Sources — and facts — are the meat and potatoes of reporting
Published 12:00 am Sunday, August 8, 2010
Good morning, class. Please, take your seats.
This is Journalism 101, and today’s lesson is titled Brett Favre, being first and the new media.
Once upon a time, newspapers were information. Reporters were usually dressed in coat and tie, many wearing fedoras. They were a respected lot. What they wrote was gospel.
The key to being a great reporter was having sources. Good sources are like a good recipe — work it correctly, and the result is golden. A story from yesteryear told of a court reporter for an upstate New York newspaper.
The reporter covered the highest state court and had a judge or someone close to the judge as his prime source. The night before a big decision would be announced, the reporter would call his editor, tell him what was going to happen and that the stories were already written and in his desk.
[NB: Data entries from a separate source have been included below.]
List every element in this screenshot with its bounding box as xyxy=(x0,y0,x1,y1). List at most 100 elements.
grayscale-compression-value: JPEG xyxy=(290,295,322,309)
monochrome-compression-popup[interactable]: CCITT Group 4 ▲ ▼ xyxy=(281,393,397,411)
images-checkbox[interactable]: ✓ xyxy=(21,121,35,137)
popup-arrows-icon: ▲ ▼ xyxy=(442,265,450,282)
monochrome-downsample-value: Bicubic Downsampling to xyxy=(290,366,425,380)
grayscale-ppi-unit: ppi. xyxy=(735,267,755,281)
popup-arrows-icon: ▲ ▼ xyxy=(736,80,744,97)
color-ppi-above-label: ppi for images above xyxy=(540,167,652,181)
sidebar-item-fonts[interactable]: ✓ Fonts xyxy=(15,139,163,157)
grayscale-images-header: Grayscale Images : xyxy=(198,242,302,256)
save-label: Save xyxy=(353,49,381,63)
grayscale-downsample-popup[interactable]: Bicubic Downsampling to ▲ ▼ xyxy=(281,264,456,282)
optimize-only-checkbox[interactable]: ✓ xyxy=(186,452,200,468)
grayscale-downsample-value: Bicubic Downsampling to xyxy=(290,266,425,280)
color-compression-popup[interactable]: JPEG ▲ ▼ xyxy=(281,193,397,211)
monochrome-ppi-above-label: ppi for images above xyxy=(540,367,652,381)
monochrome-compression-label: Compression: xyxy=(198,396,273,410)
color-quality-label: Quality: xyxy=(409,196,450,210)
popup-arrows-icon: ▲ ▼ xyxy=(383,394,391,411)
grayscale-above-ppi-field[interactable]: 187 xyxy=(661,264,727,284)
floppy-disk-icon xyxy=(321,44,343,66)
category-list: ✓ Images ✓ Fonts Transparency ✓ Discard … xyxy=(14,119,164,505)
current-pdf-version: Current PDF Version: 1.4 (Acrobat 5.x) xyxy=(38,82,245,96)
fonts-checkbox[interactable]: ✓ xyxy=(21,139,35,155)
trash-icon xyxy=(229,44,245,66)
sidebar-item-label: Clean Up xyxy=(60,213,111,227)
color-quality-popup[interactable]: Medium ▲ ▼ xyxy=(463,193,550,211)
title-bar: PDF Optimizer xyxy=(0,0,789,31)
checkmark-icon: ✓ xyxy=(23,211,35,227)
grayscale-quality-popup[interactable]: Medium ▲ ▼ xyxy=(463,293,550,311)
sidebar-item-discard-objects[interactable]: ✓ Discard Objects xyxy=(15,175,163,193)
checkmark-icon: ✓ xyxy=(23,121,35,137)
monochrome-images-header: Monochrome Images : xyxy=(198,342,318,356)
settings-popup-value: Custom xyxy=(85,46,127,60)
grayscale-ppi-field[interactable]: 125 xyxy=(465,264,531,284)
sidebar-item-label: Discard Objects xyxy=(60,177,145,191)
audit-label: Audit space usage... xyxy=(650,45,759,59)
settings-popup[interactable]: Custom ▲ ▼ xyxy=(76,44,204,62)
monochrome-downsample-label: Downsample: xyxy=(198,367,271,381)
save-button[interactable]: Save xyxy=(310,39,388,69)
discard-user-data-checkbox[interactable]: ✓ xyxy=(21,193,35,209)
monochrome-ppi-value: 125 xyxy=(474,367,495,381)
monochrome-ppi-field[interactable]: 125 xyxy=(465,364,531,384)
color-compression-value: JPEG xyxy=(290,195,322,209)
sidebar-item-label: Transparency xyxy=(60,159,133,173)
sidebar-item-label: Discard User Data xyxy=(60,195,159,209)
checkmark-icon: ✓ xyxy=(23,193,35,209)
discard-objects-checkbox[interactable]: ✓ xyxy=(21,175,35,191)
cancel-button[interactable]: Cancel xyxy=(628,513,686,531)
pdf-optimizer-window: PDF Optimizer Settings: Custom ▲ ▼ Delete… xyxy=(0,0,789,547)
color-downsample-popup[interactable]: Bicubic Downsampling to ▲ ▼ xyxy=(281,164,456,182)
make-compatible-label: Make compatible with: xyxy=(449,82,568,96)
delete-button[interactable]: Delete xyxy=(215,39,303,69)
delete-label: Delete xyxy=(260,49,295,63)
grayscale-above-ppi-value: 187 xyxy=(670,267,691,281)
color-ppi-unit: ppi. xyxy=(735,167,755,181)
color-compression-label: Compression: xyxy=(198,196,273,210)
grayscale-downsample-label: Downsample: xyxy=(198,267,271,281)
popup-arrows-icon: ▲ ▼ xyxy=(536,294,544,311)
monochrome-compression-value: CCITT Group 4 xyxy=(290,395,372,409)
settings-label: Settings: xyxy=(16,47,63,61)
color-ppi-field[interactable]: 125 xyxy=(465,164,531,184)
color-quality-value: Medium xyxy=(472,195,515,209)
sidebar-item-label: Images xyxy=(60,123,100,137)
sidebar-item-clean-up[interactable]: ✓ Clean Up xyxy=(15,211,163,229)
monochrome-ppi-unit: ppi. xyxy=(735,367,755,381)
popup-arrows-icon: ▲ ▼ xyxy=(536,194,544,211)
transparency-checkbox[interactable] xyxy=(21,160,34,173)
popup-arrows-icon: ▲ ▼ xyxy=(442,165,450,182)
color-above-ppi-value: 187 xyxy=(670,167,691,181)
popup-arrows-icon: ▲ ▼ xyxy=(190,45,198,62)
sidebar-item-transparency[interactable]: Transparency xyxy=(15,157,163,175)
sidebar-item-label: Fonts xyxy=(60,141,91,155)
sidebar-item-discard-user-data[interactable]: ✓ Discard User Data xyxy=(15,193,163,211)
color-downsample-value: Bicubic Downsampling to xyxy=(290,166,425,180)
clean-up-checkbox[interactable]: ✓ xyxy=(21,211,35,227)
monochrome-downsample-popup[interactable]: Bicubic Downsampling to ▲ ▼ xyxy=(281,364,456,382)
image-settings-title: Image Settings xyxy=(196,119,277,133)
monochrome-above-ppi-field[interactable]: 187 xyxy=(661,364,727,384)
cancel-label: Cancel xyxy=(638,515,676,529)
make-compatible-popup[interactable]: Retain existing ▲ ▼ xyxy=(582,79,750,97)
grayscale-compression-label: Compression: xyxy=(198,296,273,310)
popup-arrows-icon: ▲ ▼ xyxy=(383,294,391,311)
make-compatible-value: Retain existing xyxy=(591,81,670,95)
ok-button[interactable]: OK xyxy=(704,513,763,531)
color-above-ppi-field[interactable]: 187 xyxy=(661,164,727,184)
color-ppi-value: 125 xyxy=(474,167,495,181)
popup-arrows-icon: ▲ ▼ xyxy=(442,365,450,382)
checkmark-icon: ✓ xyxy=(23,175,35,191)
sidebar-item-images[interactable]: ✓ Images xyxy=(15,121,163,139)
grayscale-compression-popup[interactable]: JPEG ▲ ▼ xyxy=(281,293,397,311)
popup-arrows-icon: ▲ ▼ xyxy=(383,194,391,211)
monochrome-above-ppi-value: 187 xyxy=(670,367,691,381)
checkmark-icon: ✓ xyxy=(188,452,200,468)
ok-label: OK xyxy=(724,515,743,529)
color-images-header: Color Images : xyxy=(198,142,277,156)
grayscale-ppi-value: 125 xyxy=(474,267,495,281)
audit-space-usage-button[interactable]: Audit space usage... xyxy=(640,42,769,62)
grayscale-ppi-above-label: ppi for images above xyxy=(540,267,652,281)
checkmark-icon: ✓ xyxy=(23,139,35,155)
Competitors fumed, but the information printed was always accurate.
Fast forward 50 years. It’s Tuesday, 10 a.m. The Associated Press — a consortium of newspapers worldwide that, basically, share stories — moves a story about Favre in the annual drama that has become Brett Favre. Supposedly, the quarterback or someone close to him — get used to that “close to” message, it’s a euphemism for an unnamed source — sent a text message to a few players saying he was going to retire.
What did the text message read? Did anyone read the text message? Did anyone ask Favre if he sent a text message? Who received the text message? Salient questions indeed, and ones that should have been asked — 50 years ago those questions would have been asked before the presses rolled.
For all we know, the sister-in-law of a third-string player posted on a blog that her husband’s brother, the third-stringer, got a text from Brett announcing said retirement. Once information is in the blogosphere, news outlets run with it — including this one. Teammates were asked about the mysterious text message.
Athletes have a tepid relationship with reporters, so it is quite possible those players just wanted to have a bit of fun. Surprisingly we didn’t read this quote: “Well, I haven’t actually seen the text, and it didn’t come to me, but I do know he is retiring.” Athletes are funny like that.
One day later, finally, when asked if he sent a text message announcing his retirement, Favre said he did not. All he said is if his ankle feels OK, he will play this season.
The next story, with named sources, appeared on Wednesday. Each news outlet that changed its homepage, led off with the news or reported it on a section cover should crack an egg right on the nose.
In the thirst to be first, building sources is an afterthought. Working the beat is becoming less and less common. The journalistic fabric is deteriorating as the zeal to be first — right or wrong — has replaced being right.